The new exemption, as with the 2015 exemption, allows both individual users and archival institutions to modify games to remove the need for verification by an external server in order to make games playable again after a verification server has shut down. However, this part of the exemption is still limited to games that don’t depend on any game content stored on an external server.
In addition, the new exemption allows institutions like libraries, archives, and museums to restore a broader group of games, including games that depended on content (such as graphics) that was stored on a server—as long as the institution has a lawfully acquired copy of the server code.
The new exemption also includes a provision that comes from SPN and LCA’s proposal. The added text allows preservation institutions (museums, libraries, and archives) to circumvent access controls on some games (though not games that depend on remotely stored content) for a variety of purposes, if a game is not “reasonably available in the commercial marketplace.” If institutions can meet this requirement, they have the freedom to reproduce and modify functional components of the video game server software for research, preservation, and archival purposes. While the exemption is narrow, it is encouraging that the Acting Register recognized that TPMs such as access codes might still lurk in lawfully possessed games. The ability to bypass these additional TPMs now enables institutions to further the study and preservation of server-dependent video games as well.
The exemption granted by the Librarian is narrower than what MADE proposed. First, the Librarian of Congress did not grant users the right to circumvent TPMs in order to recreate a game’s original server software. The Copyright Office believed this request potentially infringed on game developers’ exclusive right to prepare derivative works because restoring the disconnected servers reflected reconstruction rather than preservation. But this exclusion brings the following scenario to the forefront of copyright headaches: even if rightsholders of online games have no intention of re-releasing an abandoned title from its vaults, Section 1201 prohibits other users from accessing it. Disconnected games risk being buried over time in the accumulation of digital dust and cobwebs when they could instead be vessels for interdisciplinary studies. How exactly again does this promote the progress of science and useful arts?

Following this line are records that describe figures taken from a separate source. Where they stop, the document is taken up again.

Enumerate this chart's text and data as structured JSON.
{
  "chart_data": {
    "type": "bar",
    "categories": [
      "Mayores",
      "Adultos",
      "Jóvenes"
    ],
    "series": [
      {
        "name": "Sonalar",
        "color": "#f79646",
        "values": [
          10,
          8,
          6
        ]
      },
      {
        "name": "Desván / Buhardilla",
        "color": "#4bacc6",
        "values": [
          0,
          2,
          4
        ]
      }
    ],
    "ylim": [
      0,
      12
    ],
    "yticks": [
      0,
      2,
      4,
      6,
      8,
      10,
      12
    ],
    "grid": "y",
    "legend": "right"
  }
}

Second, the Copyright Office did not adopt MADE’s proposal to expand the class of users to affiliate archivists, a group of supervised individuals who would contribute to the preservation cause. Incorporating this proposal into the final rule would have allowed individuals to circumvent video game TPMs in their own homes. The Acting Register was concerned that institutions would be unable to adequately supervise volunteers working remotely. In the short run, archivists won’t be able to tap into this pool of volunteers who could aid in game preservation. But in the long run, this sub-battle is not over. Institutions are now on notice to develop transparent and protective guidelines for individuals who wish to augment the preservation community. These practices will hopefully safeguard against the Copyright Office’s fears in the future.
While the video game exemption that was granted did not embrace all proposals, optimism remains on the horizon. On behalf of a security researcher and a digital entrepreneur, EFF has sued the federal government, arguing that Section 1201 and the rulemaking process are unconstitutional restraints on speech. Section 1201’s rulemaking may feel like a never-ending dungeon but we believe it’s not impossible to overcome. It might just take a few more rounds to deliver the final blow.